O desafio, portanto, é de comunicação com o público e de convencimento da sociedade. Uma possível linha de argumentação é justamente a de destacar a necessidade de continuamente adaptar as instituições brasileiras às mudanças que ocorrem na realidade do tecido social.

 

Um fato que deveria ser de mais amplo conhecimento público é a agilidade e a rapidez com que o nosso sistema previdenciário reconhece e incorpora as mudanças sociais e familiares. Assim, hoje, para efeito de aposentadorias e pensões, filhos naturais, relações estáveis fora do casamento (bigamia) e parceiros homoafetivos já estão contemplados no direito previdenciário. É importante notar que, no caso dos homossexuais, isso precede de mais de uma década a histórica decisão recente do Supremo.

 

Essa mesma celeridade que a Previdência exibe, justificadamente, para reconhecer as novas relações socioafetivas e familiares no Brasil também deveria se aplicar para a sustação de benefícios que já não fazem sentido na sociedade contemporânea.

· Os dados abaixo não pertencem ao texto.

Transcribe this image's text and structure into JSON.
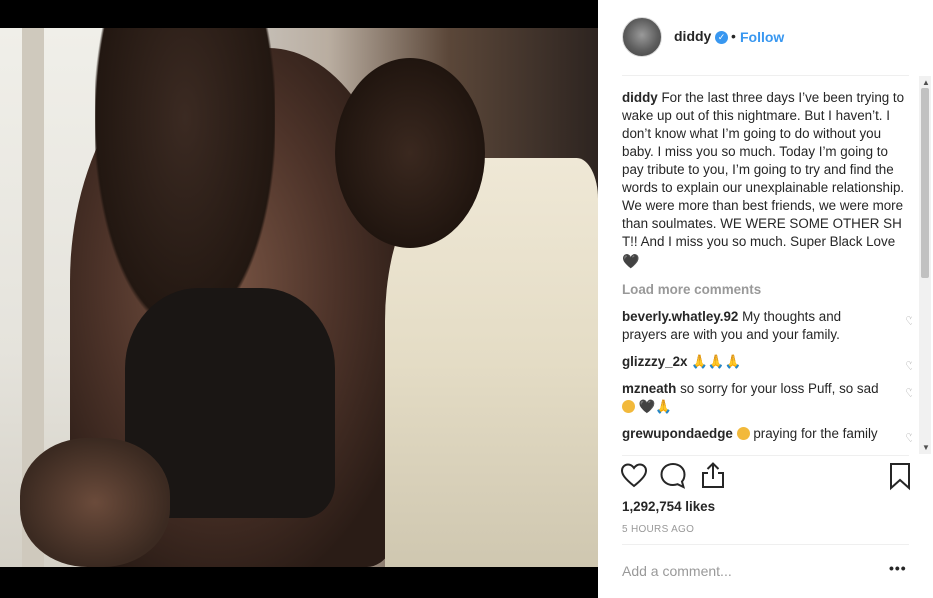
{
  "header": {
    "username": "diddy",
    "separator": "•",
    "follow_label": "Follow",
    "verified_mark": "✓"
  },
  "caption": {
    "username": "diddy",
    "text": "For the last three days I’ve been trying to wake up out of this nightmare. But I haven’t. I don’t know what I’m going to do without you baby. I miss you so much. Today I’m going to pay tribute to you, I’m going to try and find the words to explain our unexplainable relationship. We were more than best friends, we were more than soulmates. WE WERE SOME OTHER SH T!! And I miss you so much. Super Black Love",
    "emoji": "🖤"
  },
  "load_more": "Load more comments",
  "comments": [
    {
      "username": "beverly.whatley.92",
      "text": "My thoughts and prayers are with you and your family."
    },
    {
      "username": "glizzzy_2x",
      "text": "🙏🙏🙏"
    },
    {
      "username": "mzneath",
      "text": "so sorry for your loss Puff, so sad",
      "emoji": "🖤🙏"
    },
    {
      "username": "grewupondaedge",
      "text": "praying for the family"
    }
  ],
  "likes": "1,292,754 likes",
  "timestamp": "5 HOURS AGO",
  "add_comment_placeholder": "Add a comment...",
  "more_options": "•••",
  "icons": {
    "like": "heart-outline-icon",
    "comment": "comment-bubble-icon",
    "share": "share-upload-icon",
    "save": "bookmark-icon",
    "comment_like": "small-heart-outline-icon"
  },
  "colors": {
    "accent": "#3897f0",
    "text": "#262626",
    "muted": "#999999"
  }
}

Assim, os governantes deveriam enfatizar junto ao grande público a necessidade de que a adaptação contínua das instituições seja feita de forma integral.

 

Para que se reconheçam novos direitos e necessidades, é fundamental também que se abra mão de benefícios cuja justificação como seguro social deixou de existir. Essa é uma mensagem relativamente simples e coerente, que o governo poderia usar na tentativa de remover os excessos obsoletos, caros e desnecessários do sistema de pensão por morte.